Fish farming is another preferred “solution,” but one with serious drawbacks. Years ago, Atlantic salmon was an expensive seasonal treat. Now almost extinct in the wild, it’s an ubiquitous, flavourless, potentially hazardous feature of every restaurant menu, thanks to massive farming operations around the world. Farming’s effects on human health and the environment (sea lice, anyone?) almost cancel out any benefits. And harvesting caged carnivores doesn’t reduce the pressure on wild fish one iota, because they must eat other fish. According to Grescoe, this kind of protein production is “akin to nourishing tigers and lions with beef and pork, and then butchering the great cats to make ground round.”

Grescoe writes lucidly even while dredging up a litany of depressing facts. (An ethical eating guide provides additional clarity.) And he’s not afraid to speak his mind. As a result, some readers might find that his comments veer into political incorrectness. He describes some countries’ cuisines as “cruel,” and implies that blindly honouring “tradition” is as big a threat to marine biodiversity as high-tech machinery and lack of political will. But safer writing would have made for a weaker book.

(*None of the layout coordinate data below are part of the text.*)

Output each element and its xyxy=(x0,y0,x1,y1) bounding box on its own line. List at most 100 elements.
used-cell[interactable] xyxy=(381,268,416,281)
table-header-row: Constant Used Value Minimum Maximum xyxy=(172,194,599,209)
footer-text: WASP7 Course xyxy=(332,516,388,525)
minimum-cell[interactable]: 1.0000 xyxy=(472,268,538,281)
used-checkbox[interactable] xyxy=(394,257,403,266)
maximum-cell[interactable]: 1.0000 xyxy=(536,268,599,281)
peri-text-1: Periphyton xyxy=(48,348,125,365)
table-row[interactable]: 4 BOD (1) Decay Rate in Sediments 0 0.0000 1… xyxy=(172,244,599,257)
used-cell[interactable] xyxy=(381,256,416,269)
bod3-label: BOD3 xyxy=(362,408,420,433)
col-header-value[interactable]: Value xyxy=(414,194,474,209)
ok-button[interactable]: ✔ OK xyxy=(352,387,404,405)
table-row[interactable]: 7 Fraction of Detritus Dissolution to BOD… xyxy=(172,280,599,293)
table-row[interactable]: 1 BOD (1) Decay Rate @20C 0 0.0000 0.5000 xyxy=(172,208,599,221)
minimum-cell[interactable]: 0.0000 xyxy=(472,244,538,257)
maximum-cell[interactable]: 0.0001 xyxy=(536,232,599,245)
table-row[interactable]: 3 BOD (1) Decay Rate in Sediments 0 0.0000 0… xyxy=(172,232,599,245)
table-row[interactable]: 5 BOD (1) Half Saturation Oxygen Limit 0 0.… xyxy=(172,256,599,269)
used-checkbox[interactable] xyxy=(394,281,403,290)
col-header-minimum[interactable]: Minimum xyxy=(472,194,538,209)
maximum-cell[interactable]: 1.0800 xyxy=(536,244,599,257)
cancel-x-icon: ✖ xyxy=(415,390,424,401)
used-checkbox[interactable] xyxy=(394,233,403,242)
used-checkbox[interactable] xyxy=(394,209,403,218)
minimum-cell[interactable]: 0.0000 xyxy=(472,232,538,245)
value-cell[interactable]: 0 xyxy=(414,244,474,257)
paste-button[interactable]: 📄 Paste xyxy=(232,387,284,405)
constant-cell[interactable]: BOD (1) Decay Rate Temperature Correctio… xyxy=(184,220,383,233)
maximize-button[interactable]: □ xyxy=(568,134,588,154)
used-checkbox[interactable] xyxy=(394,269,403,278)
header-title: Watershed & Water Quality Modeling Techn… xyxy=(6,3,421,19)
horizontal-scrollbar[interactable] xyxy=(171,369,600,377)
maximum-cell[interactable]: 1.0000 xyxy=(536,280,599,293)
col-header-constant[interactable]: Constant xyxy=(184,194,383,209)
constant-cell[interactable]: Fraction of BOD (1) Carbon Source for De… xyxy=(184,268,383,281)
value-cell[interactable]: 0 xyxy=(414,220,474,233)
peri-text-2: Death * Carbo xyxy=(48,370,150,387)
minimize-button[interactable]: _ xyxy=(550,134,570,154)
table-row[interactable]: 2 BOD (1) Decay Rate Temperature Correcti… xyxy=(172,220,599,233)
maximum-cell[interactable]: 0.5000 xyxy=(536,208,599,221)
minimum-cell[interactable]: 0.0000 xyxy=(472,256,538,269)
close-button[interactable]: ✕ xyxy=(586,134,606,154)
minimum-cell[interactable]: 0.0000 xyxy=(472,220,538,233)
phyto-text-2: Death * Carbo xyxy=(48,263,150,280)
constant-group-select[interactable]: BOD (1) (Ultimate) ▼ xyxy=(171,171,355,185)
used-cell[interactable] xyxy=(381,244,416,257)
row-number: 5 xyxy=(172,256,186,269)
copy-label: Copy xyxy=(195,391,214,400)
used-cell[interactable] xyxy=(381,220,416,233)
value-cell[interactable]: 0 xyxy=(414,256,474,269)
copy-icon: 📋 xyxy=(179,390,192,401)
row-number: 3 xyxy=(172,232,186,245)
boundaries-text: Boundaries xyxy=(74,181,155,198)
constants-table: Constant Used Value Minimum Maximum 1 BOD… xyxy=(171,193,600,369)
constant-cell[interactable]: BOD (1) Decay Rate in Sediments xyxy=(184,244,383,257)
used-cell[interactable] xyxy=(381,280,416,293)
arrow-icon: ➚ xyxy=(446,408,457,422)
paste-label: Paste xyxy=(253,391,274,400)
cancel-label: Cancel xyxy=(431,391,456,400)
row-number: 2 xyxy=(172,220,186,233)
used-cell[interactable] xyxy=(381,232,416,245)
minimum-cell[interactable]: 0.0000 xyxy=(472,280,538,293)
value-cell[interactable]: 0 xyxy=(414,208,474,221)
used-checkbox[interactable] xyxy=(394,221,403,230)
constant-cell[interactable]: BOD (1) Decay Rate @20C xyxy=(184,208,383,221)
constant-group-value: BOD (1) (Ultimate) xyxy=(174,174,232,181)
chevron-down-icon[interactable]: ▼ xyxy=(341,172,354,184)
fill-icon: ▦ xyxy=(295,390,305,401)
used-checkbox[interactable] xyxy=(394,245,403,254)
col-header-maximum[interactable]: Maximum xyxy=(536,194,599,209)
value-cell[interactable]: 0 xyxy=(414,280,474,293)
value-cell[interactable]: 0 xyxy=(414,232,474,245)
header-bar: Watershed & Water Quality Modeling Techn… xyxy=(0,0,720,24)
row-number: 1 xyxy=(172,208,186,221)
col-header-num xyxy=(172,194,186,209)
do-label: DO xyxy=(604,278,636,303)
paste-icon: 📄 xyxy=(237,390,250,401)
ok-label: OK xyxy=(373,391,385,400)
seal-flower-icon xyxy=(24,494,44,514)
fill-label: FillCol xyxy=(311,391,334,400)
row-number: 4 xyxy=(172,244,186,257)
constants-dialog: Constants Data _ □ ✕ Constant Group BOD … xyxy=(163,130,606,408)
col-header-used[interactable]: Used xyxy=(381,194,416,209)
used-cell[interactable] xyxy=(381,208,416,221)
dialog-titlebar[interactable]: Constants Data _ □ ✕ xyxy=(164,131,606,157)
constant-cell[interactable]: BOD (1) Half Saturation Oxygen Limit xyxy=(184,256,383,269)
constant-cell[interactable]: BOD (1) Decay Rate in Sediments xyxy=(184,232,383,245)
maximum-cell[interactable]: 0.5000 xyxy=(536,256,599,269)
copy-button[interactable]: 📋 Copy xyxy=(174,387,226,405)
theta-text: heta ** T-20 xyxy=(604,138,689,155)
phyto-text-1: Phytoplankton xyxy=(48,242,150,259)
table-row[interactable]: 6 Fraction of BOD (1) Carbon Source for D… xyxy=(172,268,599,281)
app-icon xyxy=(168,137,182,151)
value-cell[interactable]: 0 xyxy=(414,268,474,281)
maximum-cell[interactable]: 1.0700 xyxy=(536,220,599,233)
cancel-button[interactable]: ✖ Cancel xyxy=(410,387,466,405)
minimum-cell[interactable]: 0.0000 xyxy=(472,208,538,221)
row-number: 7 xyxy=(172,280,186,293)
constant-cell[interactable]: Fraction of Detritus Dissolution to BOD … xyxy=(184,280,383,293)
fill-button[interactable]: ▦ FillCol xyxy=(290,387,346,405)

Fans of Grescoe’s previous food-and-travel book, The Devil’s Picnic, will find much to gasp at in Bottomfeeder. As an avid seafood lover and intrepid reporter, he samples everything from live shrimp in China to whale meat in Japan, with more startling fare in between. After eating whale, he has one of many crises of conscience, wondering if “hell has a special media room for the overly curious writer.”

Let’s hope heaven claims Grescoe first for having written this sober yet entertaining and timely book. Read it, eat more ethically, and help secure a spot for yourself. mRb

Louise Fabiani is a Montreal-based freelance writer. Her poetry chapbook Cryptic Dangers was recently published by Alfred Gustav Press.